O legado de Trump
Luís Antonio Paulino
Quando, em 20 de janeiro de 2021, Joe Biden assumir o comando do país mais poderoso do planeta, terá sobre a mesa uma pilha de problemas que exigirão muita energia, experiência e discernimento para solucionar. Se estará à altura dos desafios só o tempo dirá. Uma coisa, entretanto, é certa. O legado pernicioso deixado por Trump tornará o seu trabalho muito mais difícil. Internamente, vai assumir o comando de um país dividido e desmoralizado. Externamente, por mais que faça, dificilmente irá recuperar a confiança do mundo nos Estados Unidos.
Depois do fracasso de todas as manobras jurídicas para reverter o veredito das urnas e do colégio eleitoral que deu a vitória a seu opositor, Donald Trump chegou ao fundo do poço. Arquitetou com seu círculo mais íntimo de conselheiros – Michael Flynn, Sidney Powell, e Rudy Giuliani – um golpe de estado para tentar se manter no poder. Sugeriu uma espécie de “autogolpe” pela imposição de uma lei marcial por meio da qual as forças armadas americanas determinariam novas eleições nos estados em que perdeu, mas que, segundo ele, o partido Republicano e quase 70% dos seus 74 milhões de eleitores, teriam sido “roubadas”.
Os comandantes civis e militares do exército, secretário Ryan McCarthy e o general James McConville, emitiram uma declaração conjunta afirmando que “não era papel dos militares dos Estados Unidos determinar o resultado de uma eleição americana”. Mas o estrago já estava feito. Só o fato de os chefes das forças armadas dos Estados Unidos precisarem vir a público repudiar tal sugestão de golpe mostra a que ponto chegou a degradação do sistema político norte-americano.
O pior de tudo, entretanto, não é o fato de Trump sugerir tal tentativa de golpe, algo que até se explica por seu perfil psicológico pervertido e doentio, mas o fato de o partido Republicano, por atos ou omissões, e grande parte de seu eleitorado endossarem tal iniciativa. Não deixa de ser preocupante o fato de um presidente que considerou usar os militares para subverter o resultado de uma eleição permanecer, de longe, como a figura mais popular e o maior arrecadador de fundos do partido Republicano. Isso revela o quanto o sistema político americano, que se arvora como modelo para o chamado “mundo livre”, está apodrecido e o quanto os Estados Unidos perderam a condição moral para querer impor ao mundo sua vontade sob o pretexto da defesa da democracia e da liberdade.
Por mais que faça, dificilmente Joe Biden conseguirá reverter, em escala mundial, a perda de confiança nos Estados Unidos. A pretensa condição de excepcionalidade dos Estados Unidos, de povo escolhido por Deus para liderar o mundo livre, de farol sobre a colina, orientando os destinos da humanidade, foi totalmente arruinada e uma vez destruída não há como ser recuperada. O rei está definitivamente nu.
O fracasso dos Estados Unidos como líder das democracias do Ocidente coincide com a estátua de Thomas Jefferson atirada do pedestal por manifestantes identitários.

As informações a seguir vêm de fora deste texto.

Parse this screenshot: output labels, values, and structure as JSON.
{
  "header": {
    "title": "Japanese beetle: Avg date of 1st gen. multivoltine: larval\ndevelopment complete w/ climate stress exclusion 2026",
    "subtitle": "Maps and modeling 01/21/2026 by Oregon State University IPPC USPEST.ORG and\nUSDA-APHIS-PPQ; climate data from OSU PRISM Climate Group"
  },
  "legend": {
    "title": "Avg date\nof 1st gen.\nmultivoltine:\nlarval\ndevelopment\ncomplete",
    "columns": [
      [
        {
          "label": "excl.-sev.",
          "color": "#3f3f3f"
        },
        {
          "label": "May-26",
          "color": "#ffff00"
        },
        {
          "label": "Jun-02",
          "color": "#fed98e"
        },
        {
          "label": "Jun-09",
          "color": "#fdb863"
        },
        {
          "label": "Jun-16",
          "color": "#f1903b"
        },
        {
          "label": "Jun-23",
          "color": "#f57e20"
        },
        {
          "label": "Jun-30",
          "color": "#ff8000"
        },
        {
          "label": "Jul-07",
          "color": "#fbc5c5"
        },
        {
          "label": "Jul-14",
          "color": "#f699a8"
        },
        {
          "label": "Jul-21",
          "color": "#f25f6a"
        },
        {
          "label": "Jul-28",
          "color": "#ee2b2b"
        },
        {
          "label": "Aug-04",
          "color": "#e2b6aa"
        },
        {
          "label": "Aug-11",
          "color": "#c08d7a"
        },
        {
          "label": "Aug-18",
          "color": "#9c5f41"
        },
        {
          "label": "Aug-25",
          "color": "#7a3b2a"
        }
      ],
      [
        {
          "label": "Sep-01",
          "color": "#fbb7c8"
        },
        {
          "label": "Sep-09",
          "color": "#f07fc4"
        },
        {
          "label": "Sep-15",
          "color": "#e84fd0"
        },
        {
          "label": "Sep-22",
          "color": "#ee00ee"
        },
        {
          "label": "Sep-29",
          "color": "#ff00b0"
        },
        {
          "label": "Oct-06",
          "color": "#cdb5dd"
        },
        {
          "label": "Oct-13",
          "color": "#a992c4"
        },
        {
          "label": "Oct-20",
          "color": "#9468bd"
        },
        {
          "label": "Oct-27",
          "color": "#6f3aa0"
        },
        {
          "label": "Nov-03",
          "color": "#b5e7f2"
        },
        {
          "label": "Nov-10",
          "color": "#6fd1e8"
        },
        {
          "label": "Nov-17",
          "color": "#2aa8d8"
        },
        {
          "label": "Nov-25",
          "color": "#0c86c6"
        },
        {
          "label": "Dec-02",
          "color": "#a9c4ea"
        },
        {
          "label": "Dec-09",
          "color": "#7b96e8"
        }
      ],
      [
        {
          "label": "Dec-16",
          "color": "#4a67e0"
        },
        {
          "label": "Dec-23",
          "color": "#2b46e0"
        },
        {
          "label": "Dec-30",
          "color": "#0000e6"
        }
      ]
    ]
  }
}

No plano interno, a promessa de unir novamente o país está igualmente comprometida. Os demônios do ressentimento, do racismo e da xenofobia que Trump libertou não têm mais como ser contidos. O máximo que Biden conseguirá, se tiver sorte e competência, será manter essa estreita maioria do eleitorado que repudiou esse lado sombrio da sociedade norte-americana – a “cesta de deploráveis” a que se referiu Hillary Clinton, em 2016 – mas jamais conseguirá converter essa enorme massa de ressentidos para os valores humanistas que apregoa.
Mas esse legado pernicioso de Trump não se restringe aos Estados Unidos. Não podemos esquecer que Trump era e provavelmente continuará a ser o líder de uma nova cepa de governantes que lograram chegar ao poder pela via democrática, apenas para destruí-la por dentro. São como larvas de vespas que postas dentro da aranha comem-na por dentro, transformando-as em zumbis, até matá-las. Se Trump ousou fazer isso nos Estados Unidos, o próprio inventor do sistema de pesos e contrapesos para evitar a emergência de um déspota ou tirano, o que dizer de países com estruturas institucionais muito mais frágeis e dominadas por elites plutocráticas e corporativistas, como o Brasil de Bolsonaro, por exemplo.
Luís Antonio Paulino é professor associado da Universidade Estadual Paulista (Unesp) e membro da equipe de colaboradores do portal “Bonifácio”.